Die anderen Vesperglocken läuteten. Oxford und Godstow und die Glocke aus dem Südwesten. Den Doppelschlag der beiden Glocken von Courcy konnte Kivrin nicht hören. Sie blickte besorgt zu Eliwys, die aber nicht darauf zu hören schien; sie saß auf der anderen Seite des Herdfeuers bei Rosemund und blickte zum Durchgang.

Die Glocken verstummten eine nach der anderen, und dann fingen die Glocken von Courcy zu läuten an. Sie klangen seltsam, gedämpft und langsam. Kivrin blickte fragend zu Pater Roche. »Ist es ein Totengeläute?«

»Nein. Es ist ein heiliger Tag.«

Sie hatte den Ablauf der Tage aus dem Auge verloren. Der bischöfliche Gesandte war am Weihnachtsmorgen abgereist, und am Nachmittag hatte sie entdeckt, daß der zurückgebliebene Sekretär an der Pest erkrankt war, und von da an schien alles wie ein endloser Tag. Vier Tage, dachte sie, vier Tage sind vergangen.

Sie hatte zu Weihnachten kommen wollen, weil es in dieser Zeit so viele Feiertage gab, daß selbst die Bauern wissen würden, welcher Tag es war, und sie den Rückholtermin nicht versäumen konnte. Gawyn ist nach Bath geritten, Hilfe zu holen, Mr. Dunworthy, dachte sie bei sich, und der Gesandte des Bischofs hat alle Pferde mitgenommen, und ich weiß noch immer nicht, wo der Absetzort war.

Auf einmal stand Eliwys auf und hob lauschend den Kopf. »Sind das nicht die Glocken von Courcy?« fragte sie Pater Roche.

»Ja«, sagte er. »Fürchtet nichts. Es ist das Fest der Unschuldigen Kinder.«

Das Fest der Unschuldigen Kinder, dachte Kivrin und ließ den Blick auf Agnes ruhen. Sie schlief fest und zitterte nicht mehr, fühlte sich aber noch heiß an.

Die Köchin rief etwas, und Kivrin umging die Barrikade zu ihr. Sie saß auf ihrem Strohsack und bemühte sich, in die Höhe zu kommen. »Muß nach Haus gehen«, sagte sie.

Kivrin überredete sie, sich wieder hinzulegen, und brachte ihr einen Trunk Wasser. Der Eimer war nahezu leer, und sie hob ihn auf und wollte mit ihm hinaus.

»Sagt Kivrin, daß sie zu mir kommen soll«, sagte Agnes. Sie setzte sich auf.

Kivrin stellte den Eimer ab und kam. »Ich bin hier«, sagte sie und kniete neben ihr nieder. »Ich bin bei dir.«

Agnes schaute sie an, das Gesicht gerötet und zornig. »Der böse Mann wird mich holen, wenn Kivrin nicht kommt«, sagte sie. »Sagt ihr, sie soll jetzt kommen.«

ABSCHRIFT AUS DEM DOOMSDAY BOOK
(073453–074912)

Ich habe den Rückholtermin verpaßt. Das Gefühl für den Ablauf der Tage ist mir abhanden gekommen. Ich mußte Rosemund pflegen und mich um andere Kranke kümmern, und mußte Agnes suchen, und ich wußte immer noch nicht, wo der Absetzort war.

Sie müssen krank vor Sorge sein, Mr. Dunworthy. Wahrscheinlich denken Sie, ich sei unter Halsabschneider und Mörder gefallen. Nun, so ist es. Und jetzt haben sie Agnes.

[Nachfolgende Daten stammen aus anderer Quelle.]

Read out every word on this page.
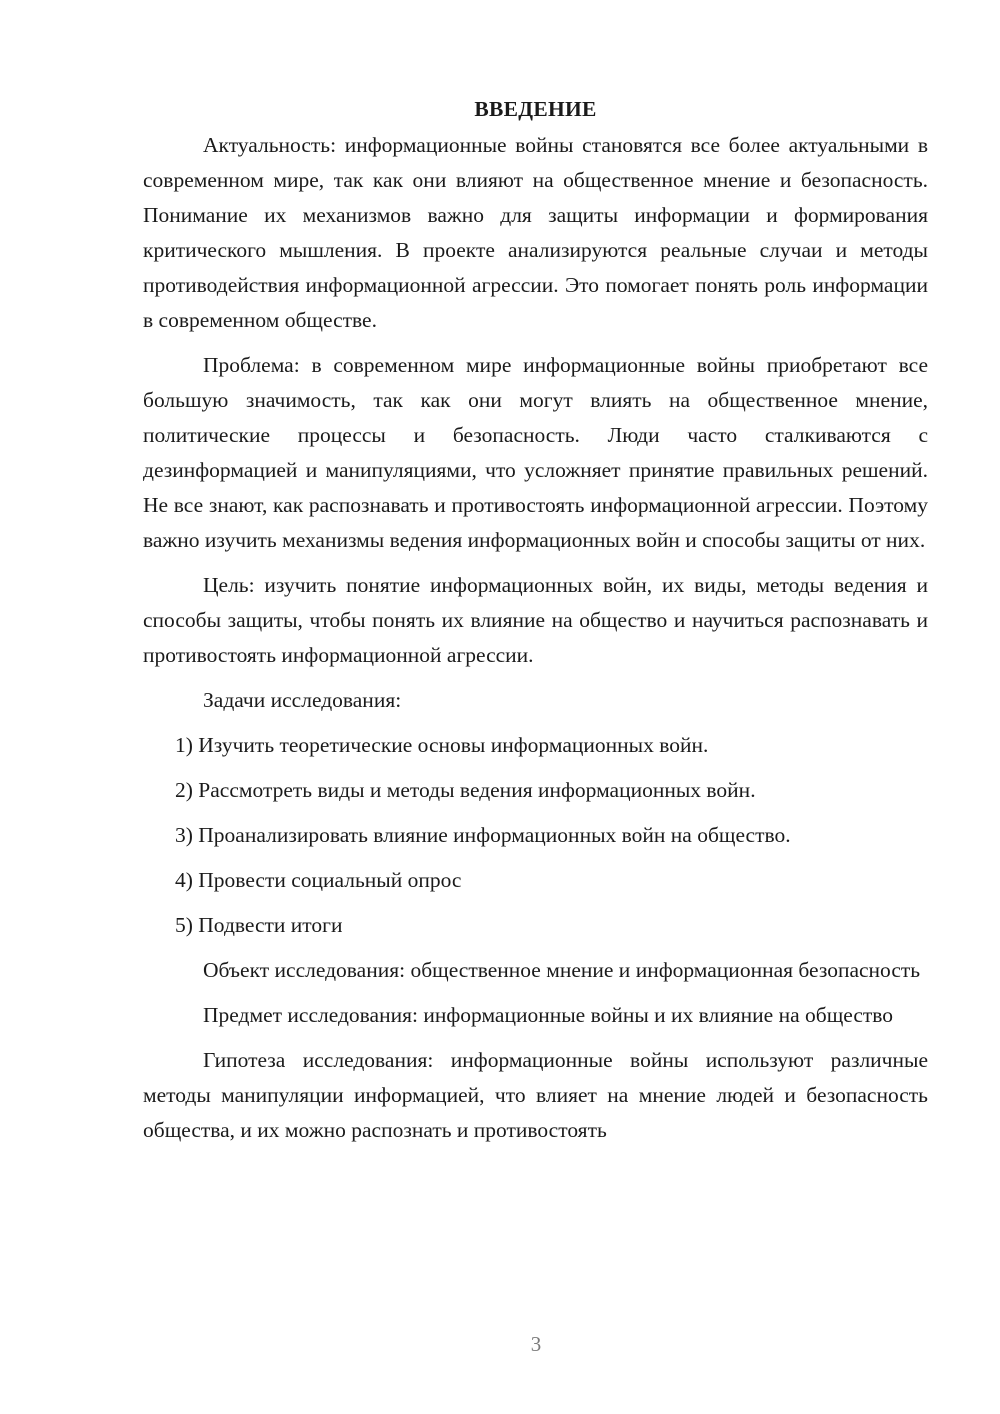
ВВЕДЕНИЕ

Актуальность: информационные войны становятся все более актуальными в современном мире, так как они влияют на общественное мнение и безопасность. Понимание их механизмов важно для защиты информации и формирования критического мышления. В проекте анализируются реальные случаи и методы противодействия информационной агрессии. Это помогает понять роль информации в современном обществе.

Проблема: в современном мире информационные войны приобретают все большую значимость, так как они могут влиять на общественное мнение, политические процессы и безопасность. Люди часто сталкиваются с дезинформацией и манипуляциями, что усложняет принятие правильных решений. Не все знают, как распознавать и противостоять информационной агрессии. Поэтому важно изучить механизмы ведения информационных войн и способы защиты от них.

Цель: изучить понятие информационных войн, их виды, методы ведения и способы защиты, чтобы понять их влияние на общество и научиться распознавать и противостоять информационной агрессии.

Задачи исследования:

1) Изучить теоретические основы информационных войн.
2) Рассмотреть виды и методы ведения информационных войн.
3) Проанализировать влияние информационных войн на общество.
4) Провести социальный опрос
5) Подвести итоги

Объект исследования: общественное мнение и информационная безопасность

Предмет исследования: информационные войны и их влияние на общество

Гипотеза исследования: информационные войны используют различные методы манипуляции информацией, что влияет на мнение людей и безопасность общества, и их можно распознать и противостоять

3
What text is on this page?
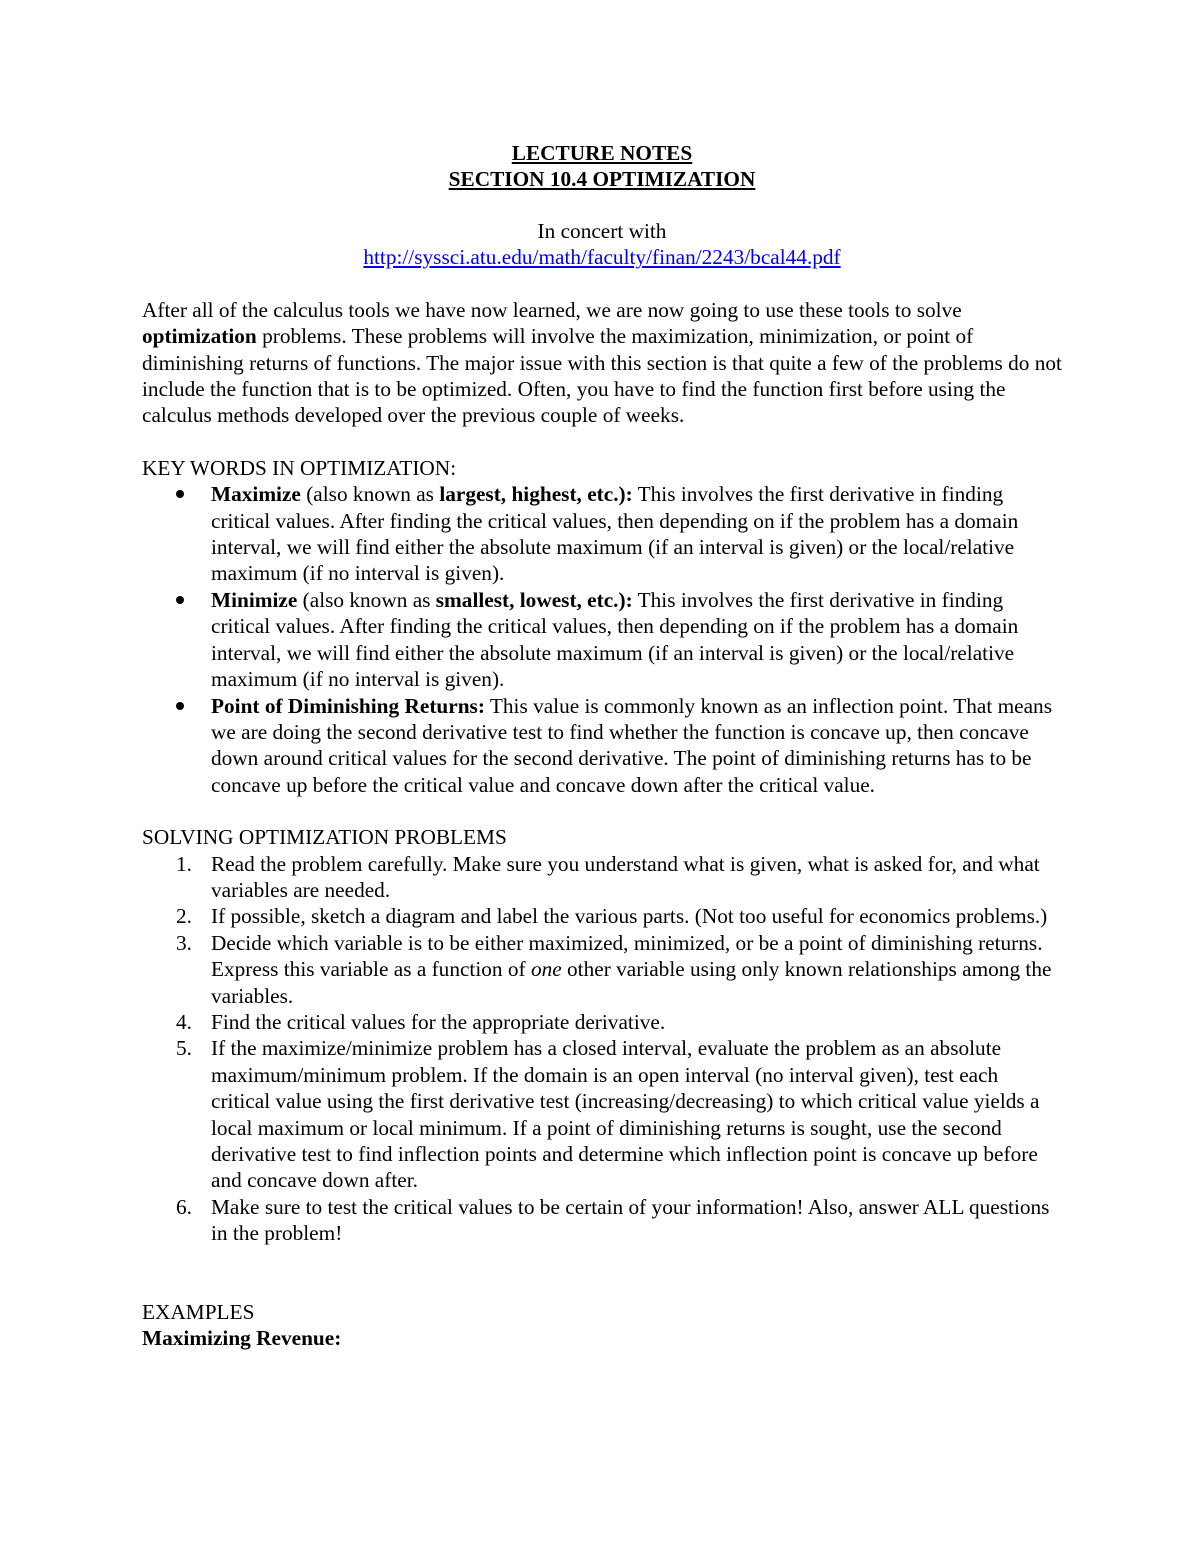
LECTURE NOTES
SECTION 10.4 OPTIMIZATION
In concert with
http://syssci.atu.edu/math/faculty/finan/2243/bcal44.pdf

After all of the calculus tools we have now learned, we are now going to use these tools to solve optimization problems. These problems will involve the maximization, minimization, or point of diminishing returns of functions. The major issue with this section is that quite a few of the problems do not include the function that is to be optimized. Often, you have to find the function first before using the calculus methods developed over the previous couple of weeks.

KEY WORDS IN OPTIMIZATION:

Maximize (also known as largest, highest, etc.): This involves the first derivative in finding critical values. After finding the critical values, then depending on if the problem has a domain interval, we will find either the absolute maximum (if an interval is given) or the local/relative maximum (if no interval is given).
Minimize (also known as smallest, lowest, etc.): This involves the first derivative in finding critical values. After finding the critical values, then depending on if the problem has a domain interval, we will find either the absolute maximum (if an interval is given) or the local/relative maximum (if no interval is given).
Point of Diminishing Returns: This value is commonly known as an inflection point. That means we are doing the second derivative test to find whether the function is concave up, then concave down around critical values for the second derivative. The point of diminishing returns has to be concave up before the critical value and concave down after the critical value.

SOLVING OPTIMIZATION PROBLEMS

1. Read the problem carefully. Make sure you understand what is given, what is asked for, and what variables are needed.
2. If possible, sketch a diagram and label the various parts. (Not too useful for economics problems.)
3. Decide which variable is to be either maximized, minimized, or be a point of diminishing returns. Express this variable as a function of one other variable using only known relationships among the variables.
4. Find the critical values for the appropriate derivative.
5. If the maximize/minimize problem has a closed interval, evaluate the problem as an absolute maximum/minimum problem. If the domain is an open interval (no interval given), test each critical value using the first derivative test (increasing/decreasing) to which critical value yields a local maximum or local minimum. If a point of diminishing returns is sought, use the second derivative test to find inflection points and determine which inflection point is concave up before and concave down after.
6. Make sure to test the critical values to be certain of your information! Also, answer ALL questions in the problem!

EXAMPLES

Maximizing Revenue:
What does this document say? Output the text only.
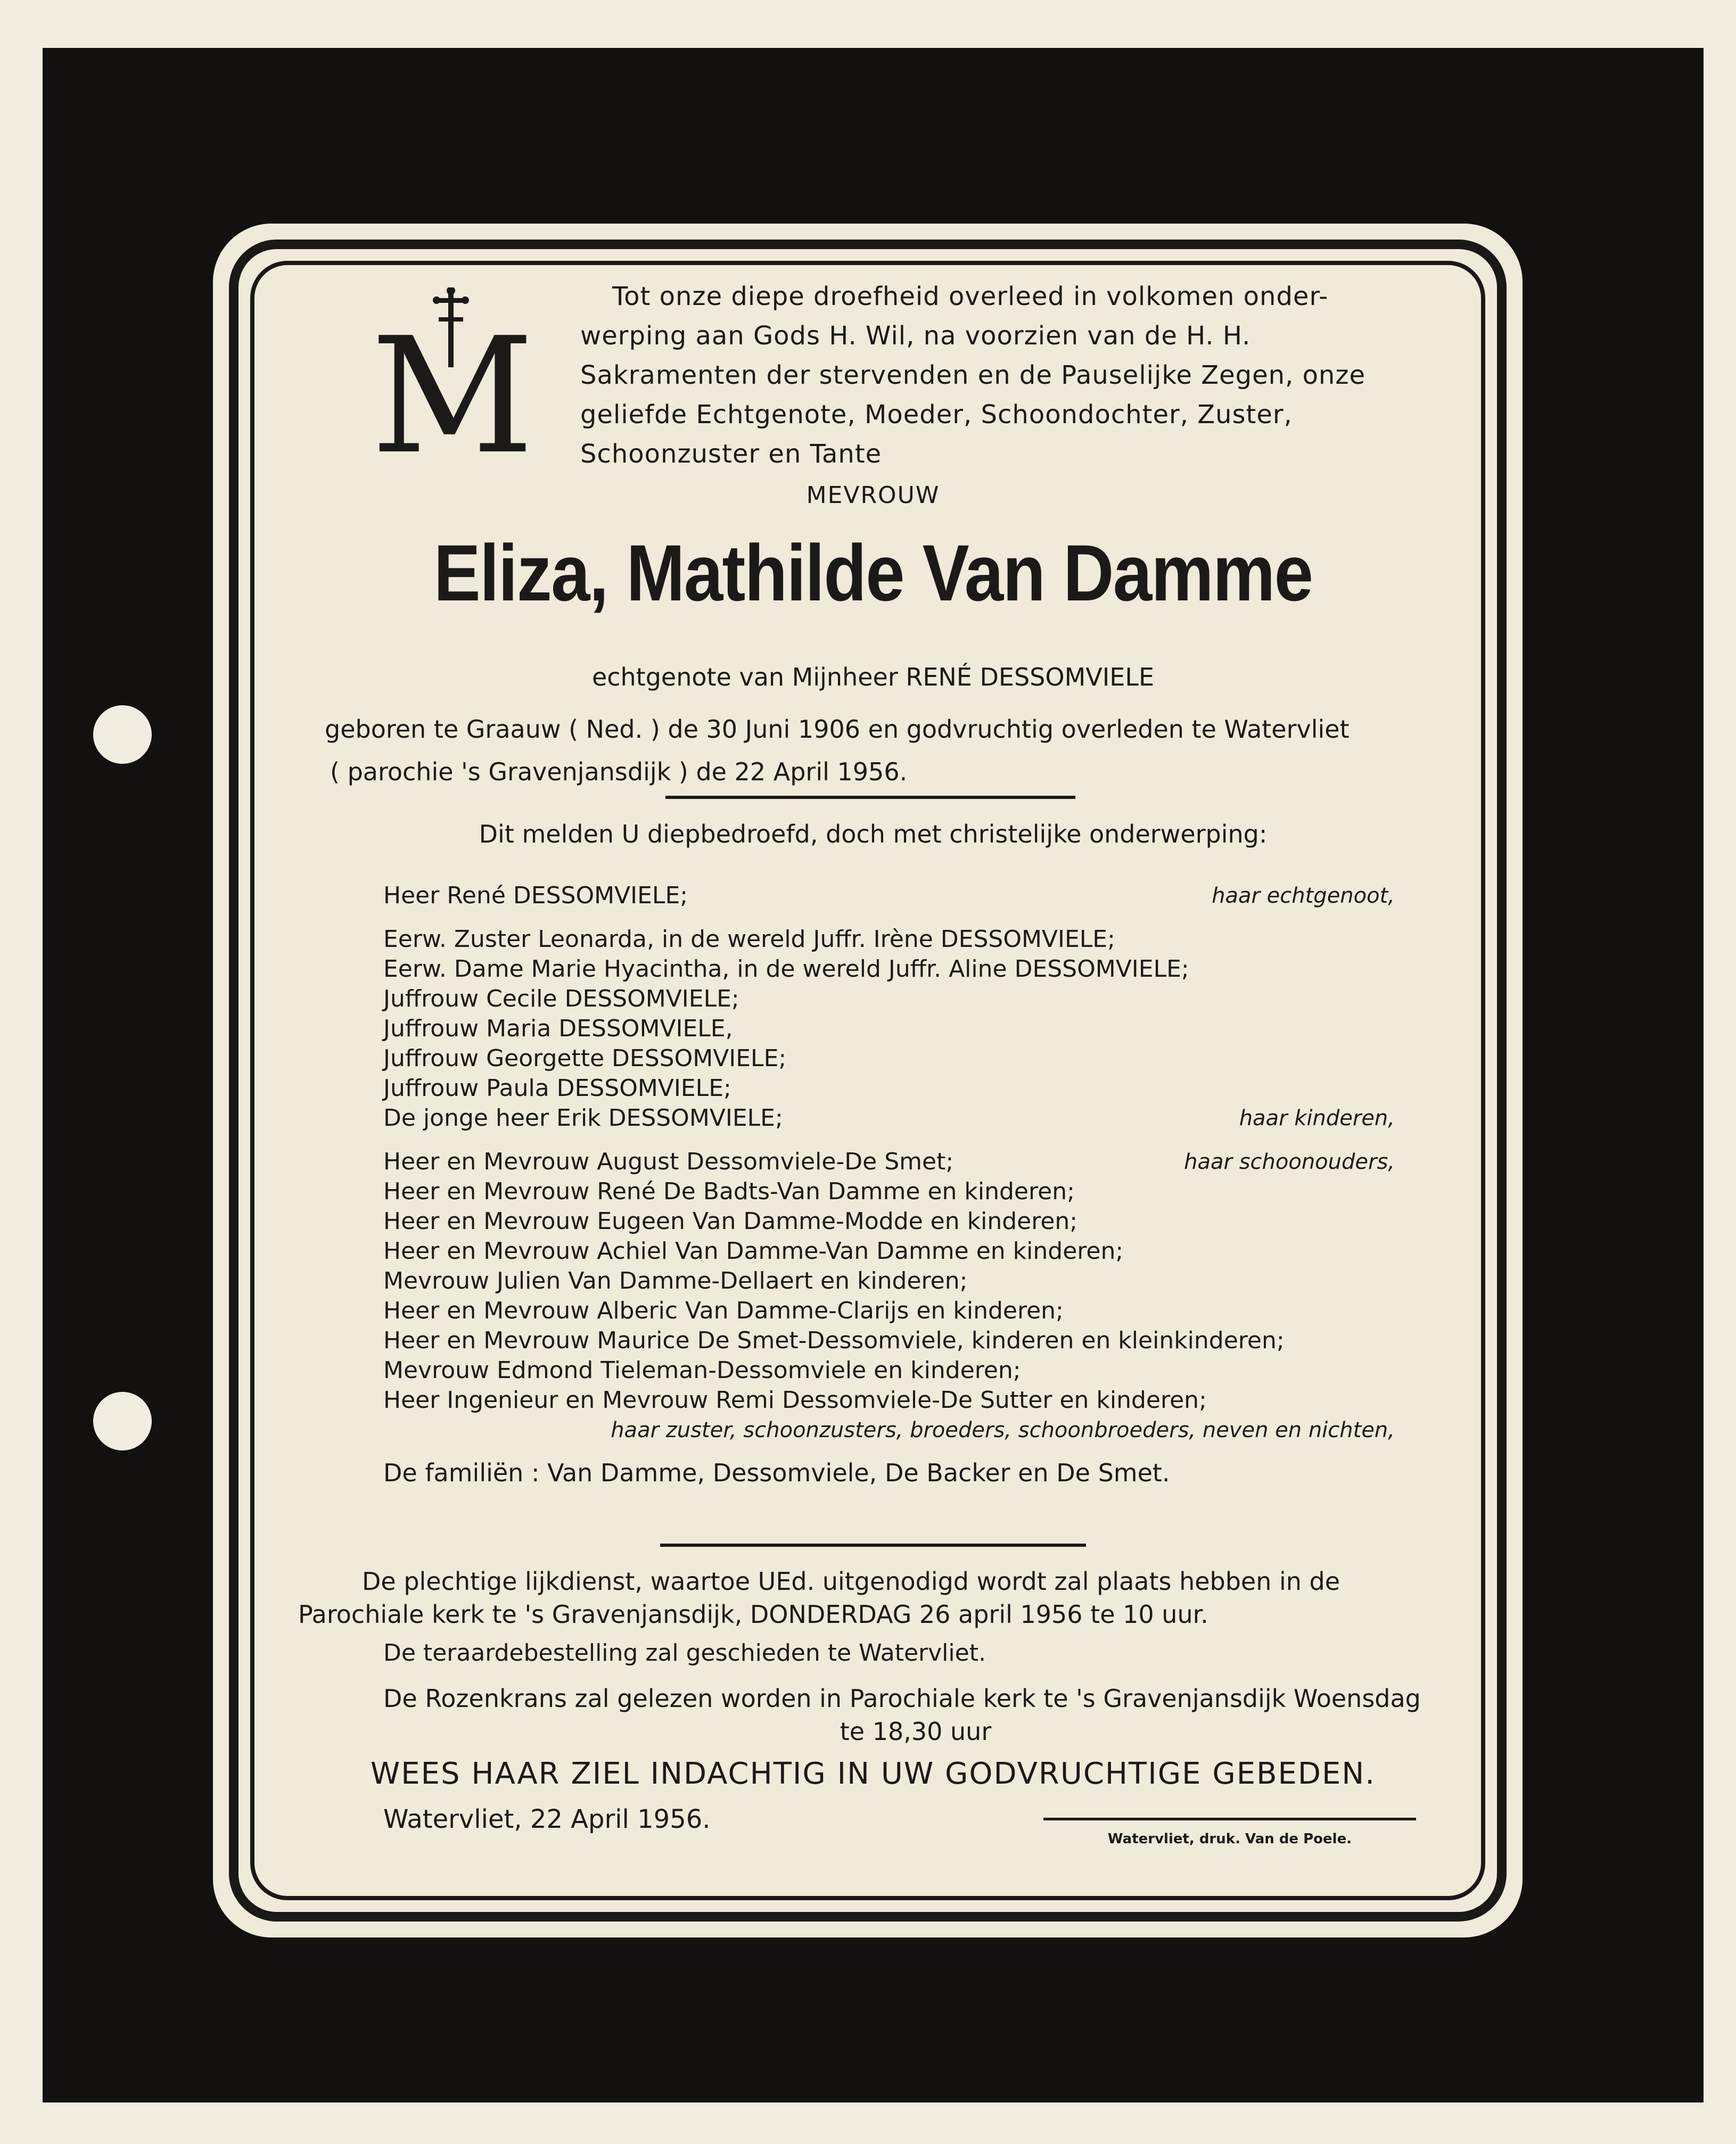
M

Tot onze diepe droefheid overleed in volkomen onder-

werping aan Gods H. Wil, na voorzien van de H. H.

Sakramenten der stervenden en de Pauselijke Zegen, onze

geliefde Echtgenote, Moeder, Schoondochter, Zuster,

Schoonzuster en Tante

MEVROUW
Eliza, Mathilde Van Damme
echtgenote van Mijnheer RENÉ DESSOMVIELE

geboren te Graauw ( Ned. ) de 30 Juni 1906 en godvruchtig overleden te Watervliet

( parochie 's Gravenjansdijk ) de 22 April 1956.

Dit melden U diepbedroefd, doch met christelijke onderwerping:
Heer René DESSOMVIELE;	haar echtgenoot,
Eerw. Zuster Leonarda, in de wereld Juffr. Irène DESSOMVIELE;
Eerw. Dame Marie Hyacintha, in de wereld Juffr. Aline DESSOMVIELE;
Juffrouw Cecile DESSOMVIELE;
Juffrouw Maria DESSOMVIELE,
Juffrouw Georgette DESSOMVIELE;
Juffrouw Paula DESSOMVIELE;
De jonge heer Erik DESSOMVIELE;	haar kinderen,
Heer en Mevrouw August Dessomviele-De Smet;	haar schoonouders,
Heer en Mevrouw René De Badts-Van Damme en kinderen;
Heer en Mevrouw Eugeen Van Damme-Modde en kinderen;
Heer en Mevrouw Achiel Van Damme-Van Damme en kinderen;
Mevrouw Julien Van Damme-Dellaert en kinderen;
Heer en Mevrouw Alberic Van Damme-Clarijs en kinderen;
Heer en Mevrouw Maurice De Smet-Dessomviele, kinderen en kleinkinderen;
Mevrouw Edmond Tieleman-Dessomviele en kinderen;
Heer Ingenieur en Mevrouw Remi Dessomviele-De Sutter en kinderen;
haar zuster, schoonzusters, broeders, schoonbroeders, neven en nichten,
De familiën : Van Damme, Dessomviele, De Backer en De Smet.

De plechtige lijkdienst, waartoe UEd. uitgenodigd wordt zal plaats hebben in de

Parochiale kerk te 's Gravenjansdijk, DONDERDAG 26 april 1956 te 10 uur.

De teraardebestelling zal geschieden te Watervliet.

De Rozenkrans zal gelezen worden in Parochiale kerk te 's Gravenjansdijk Woensdag

te 18,30 uur

WEES HAAR ZIEL INDACHTIG IN UW GODVRUCHTIGE GEBEDEN.
Watervliet, 22 April 1956.
Watervliet, druk. Van de Poele.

Sie hat Fieber, aber keine Pestbeulen, und sie hustet oder erbricht nicht. Nur das Fieber. Es ist sehr hoch — sie erkennt mich nicht und ruft ständig nach mir. Pater Roche und ich versuchten, sie mit kalten Kompressen zu behandeln und das Fieber zu senken, aber es steigt immer wieder an.

(Unterbrechung)

Frau Imeyne ist auch an der Pest erkrankt. Pater Roche fand sie heute früh in ihrem Gebetswinkel am Boden. Es kann sein, daß sie die ganze Nacht dort lag. Schon die beiden letzten Nächte hatte sie sich geweigert, zu Bett zu gehen, fast die ganze Zeit auf den Knien verbracht und zu Gott gebetet, daß er sie und den Rest der Gottesfürchtigen vor der Pest bewahre.